The Obama administration is likely to deal with drugs as a matter of public health rather than criminal justice alone, with treatment’s role growing relative to incarceration, Mr. Kerlikowske said.

The administration also said federal authorities would no longer raid medical-marijuana dispensaries in the 13 states where voters have made medical marijuana legal. Agents had previously done so under federal law, which doesn’t provide for any exceptions to its marijuana prohibition.

James Pasco, executive director of the Fraternal Order of Police, the nation’s largest law-enforcement labor organization, said that while he holds Mr. Kerlikowske in high regard, police officers are wary.

“While I don’t necessarily disagree with Gil’s focus on treatment and demand reduction, I don’t want to see it at the expense of law enforcement. People need to understand that when they violate the law there are consequences.”

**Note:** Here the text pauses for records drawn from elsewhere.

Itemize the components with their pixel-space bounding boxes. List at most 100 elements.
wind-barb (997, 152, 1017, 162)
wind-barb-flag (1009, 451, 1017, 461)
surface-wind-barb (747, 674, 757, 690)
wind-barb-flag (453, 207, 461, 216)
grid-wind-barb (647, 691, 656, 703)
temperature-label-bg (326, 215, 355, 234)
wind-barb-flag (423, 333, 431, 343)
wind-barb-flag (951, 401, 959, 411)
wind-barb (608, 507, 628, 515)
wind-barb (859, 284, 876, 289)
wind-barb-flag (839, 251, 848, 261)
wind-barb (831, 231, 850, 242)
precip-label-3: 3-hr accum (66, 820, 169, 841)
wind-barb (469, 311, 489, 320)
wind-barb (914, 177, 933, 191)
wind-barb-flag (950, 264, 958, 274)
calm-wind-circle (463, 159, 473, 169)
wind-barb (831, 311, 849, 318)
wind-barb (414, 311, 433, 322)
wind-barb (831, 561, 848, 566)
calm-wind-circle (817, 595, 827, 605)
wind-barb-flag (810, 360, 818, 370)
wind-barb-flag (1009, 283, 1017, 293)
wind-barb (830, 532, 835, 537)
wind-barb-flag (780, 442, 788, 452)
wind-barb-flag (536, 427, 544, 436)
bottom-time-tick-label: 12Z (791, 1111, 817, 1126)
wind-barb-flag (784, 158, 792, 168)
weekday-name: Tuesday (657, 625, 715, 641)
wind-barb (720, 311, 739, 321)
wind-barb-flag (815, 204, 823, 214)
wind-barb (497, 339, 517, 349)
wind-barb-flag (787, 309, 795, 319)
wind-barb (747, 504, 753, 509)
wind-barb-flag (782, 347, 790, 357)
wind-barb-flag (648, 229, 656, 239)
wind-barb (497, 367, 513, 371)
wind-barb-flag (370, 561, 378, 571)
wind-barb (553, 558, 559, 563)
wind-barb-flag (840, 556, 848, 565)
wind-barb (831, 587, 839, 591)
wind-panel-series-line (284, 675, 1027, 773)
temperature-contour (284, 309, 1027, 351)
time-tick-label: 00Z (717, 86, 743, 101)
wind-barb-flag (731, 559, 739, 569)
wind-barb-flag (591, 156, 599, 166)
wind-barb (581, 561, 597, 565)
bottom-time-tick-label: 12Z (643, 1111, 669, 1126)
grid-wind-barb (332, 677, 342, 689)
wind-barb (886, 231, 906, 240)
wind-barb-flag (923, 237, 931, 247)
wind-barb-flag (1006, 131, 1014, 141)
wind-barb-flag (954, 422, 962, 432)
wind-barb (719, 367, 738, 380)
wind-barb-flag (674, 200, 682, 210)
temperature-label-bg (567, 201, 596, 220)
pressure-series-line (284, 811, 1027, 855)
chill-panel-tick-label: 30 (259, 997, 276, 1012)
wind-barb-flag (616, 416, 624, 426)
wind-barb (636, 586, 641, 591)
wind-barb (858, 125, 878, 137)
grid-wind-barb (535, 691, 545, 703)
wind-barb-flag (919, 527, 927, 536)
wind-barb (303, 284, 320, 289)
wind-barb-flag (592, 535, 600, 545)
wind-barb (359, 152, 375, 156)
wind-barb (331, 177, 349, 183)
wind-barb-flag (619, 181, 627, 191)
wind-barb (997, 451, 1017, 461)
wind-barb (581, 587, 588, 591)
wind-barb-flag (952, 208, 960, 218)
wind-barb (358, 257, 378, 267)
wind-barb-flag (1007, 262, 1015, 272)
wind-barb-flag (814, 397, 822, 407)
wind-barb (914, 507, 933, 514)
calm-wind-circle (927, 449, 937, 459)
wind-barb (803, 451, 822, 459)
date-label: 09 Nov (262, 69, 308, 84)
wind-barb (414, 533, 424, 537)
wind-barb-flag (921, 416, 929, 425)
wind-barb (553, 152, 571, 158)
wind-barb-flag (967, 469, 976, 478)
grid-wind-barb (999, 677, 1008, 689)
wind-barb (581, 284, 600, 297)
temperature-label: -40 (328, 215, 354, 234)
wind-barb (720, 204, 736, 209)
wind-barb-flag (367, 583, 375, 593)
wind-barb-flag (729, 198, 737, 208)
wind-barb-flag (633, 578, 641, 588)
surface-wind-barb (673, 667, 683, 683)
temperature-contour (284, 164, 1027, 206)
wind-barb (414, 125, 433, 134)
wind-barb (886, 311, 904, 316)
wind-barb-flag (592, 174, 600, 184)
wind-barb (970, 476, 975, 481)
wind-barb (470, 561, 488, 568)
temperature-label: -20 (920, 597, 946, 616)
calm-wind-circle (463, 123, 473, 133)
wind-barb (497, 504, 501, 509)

  1. You can’t convince people it’s a ‘war on drugs’ or a ‘war on a product’ because that’s impossible and just as ridiculous as a ‘war on terror’ or ‘war on a tactic.’ They see it as a war on them because it is. Drug and products exist only because people desire them. You must go after the actor behind the drug or product. The user or seller or manufacturer. Whenever you prohibit something you will enveitably make that problem worse and cause negative side effects you didn’t account for. Whether that be drugs, guns, prostitution or fast food.
  2. While forced treatment is likely better than forced incarceration you will still have asset forfeiture happening. You’re still forcing people to do something against their will for what was likely a consensual, non-violent, voluntary ‘crime.’
  3. Treating it as a ‘health’ issue doesn’t make me feel any better. Health in general but specifically mental health has been a tool used by violent fascist governments throughout time to remove those who they disagreed with. Many states in the USA practiced eugenics before Hitler or anyone else. Many regimes would use vague mental ‘disorders’ to lock up political advisories in padded rooms and in most countries including the United States you can be held practically forever without the same well documented legal rights that a normally imprisoned individual has. Not that that always helps.
  4. Medical-marijuana dispensary raids? Oh yes because that promise was so well kept. I’m totally going to just ignore all of Obama’s lies and believe his drug ‘czar’ on this one.
  5. This has been said many times but… czar? Really? Must they be so blatantly power hungry? I’ve no doubt these guys think of themselves as little emperors. It’s sick.
  6. Even if treatment goes up will incarceration go down? Will he ask Obama to release/pardon all or some or even one of the non-violent federally held drug ‘criminals?’ The USA has the largest prison population both in total number of prisoners and per capita. The prison system is one of the fastest growing industries. To make room for non-violent drug offenders California last I heard was planning on releasing violent prisoners out early. Seems wrong on several levels.
  7. Oh… and what about obeying the actual laws of the land Mr. Kerlikowske? You know… the US Constitution? The 9th and 10th Amendments. Would you be so kind as to point out the section in Article 1 that gives congress the power to pass such prohibitions?
  8. Of course James Pasco is wary of the proposed changes. As he says: “I don’t want to see it as an expense of law enforcement.” What he really means is that he doesn’t want the war on drugs to shrink because then he may not get the funding or get to use his fun SWAT equipment as much. Can’t have a reduction in the police state. Gotta keep them boys employed. Can’t make it look like they aren’t enforcing the rule of law. Even though they are breaking their oath to be peace officers and to the Constitution regularly.